No Nordeste, ainda é muito comum a formação dos grupos festeiros. Estes grupos ficam andando e cantando pelas ruas das cidades. Vão passando pelas casas, onde os moradores deixam nas janelas e portas uma grande quantidade de comidas e bebidas para serem degustadas pelos festeiros.
Já na região Sudeste são tradicionais a realização de quermesses. Estas festas populares são realizadas por igrejas, colégios, sindicatos e empresas. Possuem barraquinhas com comidas típicas e jogos para animar os visitantes. A dança da quadrilha, geralmente ocorre durante toda a quermesse.

FESTA JUNINA NO MARANHÃO

Como manda a tradição, hoje é dia de acender fogueira e dançar em homenagem a São João. A véspera do dia do santo representa o ponto alto dos festejos juninos no Nordeste. No Maranhão, a festa é no ritmo do bumba-meu-boi, que traz um imenso colorido para as noites de junho.
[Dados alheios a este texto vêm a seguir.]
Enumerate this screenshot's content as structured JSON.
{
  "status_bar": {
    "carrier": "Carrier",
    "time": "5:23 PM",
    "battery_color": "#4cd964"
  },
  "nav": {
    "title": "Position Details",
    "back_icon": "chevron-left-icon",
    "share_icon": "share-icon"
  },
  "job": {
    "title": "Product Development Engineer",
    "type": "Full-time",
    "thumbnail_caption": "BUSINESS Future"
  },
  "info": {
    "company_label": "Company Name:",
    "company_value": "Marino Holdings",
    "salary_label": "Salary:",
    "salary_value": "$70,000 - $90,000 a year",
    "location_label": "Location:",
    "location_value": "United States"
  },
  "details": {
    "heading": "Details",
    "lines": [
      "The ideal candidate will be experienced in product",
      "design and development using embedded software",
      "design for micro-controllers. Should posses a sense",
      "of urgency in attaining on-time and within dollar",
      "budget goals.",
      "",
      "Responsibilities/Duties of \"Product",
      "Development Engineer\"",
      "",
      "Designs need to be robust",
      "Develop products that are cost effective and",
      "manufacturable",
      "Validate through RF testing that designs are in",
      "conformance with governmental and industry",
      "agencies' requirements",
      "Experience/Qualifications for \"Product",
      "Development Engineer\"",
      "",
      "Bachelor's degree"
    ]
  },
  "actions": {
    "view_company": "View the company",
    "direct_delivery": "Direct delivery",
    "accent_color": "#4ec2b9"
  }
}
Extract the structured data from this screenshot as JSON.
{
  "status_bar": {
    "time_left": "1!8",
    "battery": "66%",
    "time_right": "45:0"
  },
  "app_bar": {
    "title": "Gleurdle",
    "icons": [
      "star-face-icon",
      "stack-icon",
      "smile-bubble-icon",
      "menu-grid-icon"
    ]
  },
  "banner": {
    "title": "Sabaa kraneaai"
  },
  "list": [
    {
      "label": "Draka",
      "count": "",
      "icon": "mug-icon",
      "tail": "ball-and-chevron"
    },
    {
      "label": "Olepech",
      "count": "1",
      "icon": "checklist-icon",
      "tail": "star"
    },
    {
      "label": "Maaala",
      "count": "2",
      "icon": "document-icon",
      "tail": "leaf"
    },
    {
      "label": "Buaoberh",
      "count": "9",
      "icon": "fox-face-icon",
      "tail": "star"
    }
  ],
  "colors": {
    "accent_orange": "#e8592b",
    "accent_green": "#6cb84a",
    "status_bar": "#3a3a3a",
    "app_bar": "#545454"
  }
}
São mais de 300 grupos espalhados na cidade que vão de arraial em arraial, durante todo o mês de junho, para contar a lenda de Catirina, a escrava grávida que desejou comer a língua do boi mais bonito da fazenda.
Segundo a lenda, o marido, pai Francisco, satisfez o desejo da mulher, mas o patrão colocou vaqueiros atrás dele para vingar a morte do boi. Foi preciso a ajuda de índios e feiticeiros para ressuscitar o animal - o que acabou virando uma grande festa.
Só na capital São Luís, a prefeitura cadastrou 60 arraiais que funcionam na cidade durante todo o mês de junho. Cada noite recebe uma média de cinco apresentações de grupos de bumba-meu-boi.
Os grupos variam de tamanho, possuem de 100 a 1,5 mil integrantes que são responsáveis por bordar suas roupas com miçangas e canutilhos. Eles são classificados de acordo com o ritmo predominante: o bumba-meu-boi de orquestra, de zabumba e matraca.
Para que a festa seja abençoada, os brincantes de bumba-meu-boi do Maranhão são batizados. O ritual é feito por um padre. A data depende da conveniência de cada grupo, mas alguns, que escolhem São João como "padrinho", marcam o batismo para a virada de 23 para 24 de junho.
Além de São João, a festa é em homenagem a Santo Antônio, São Pedro e São Marçal. Este último não é reconhecido pela igreja, mas é considerado o padroeiro dos grupos de bumba-meu-boi e reverenciado em São Luís no dia 30 de junho.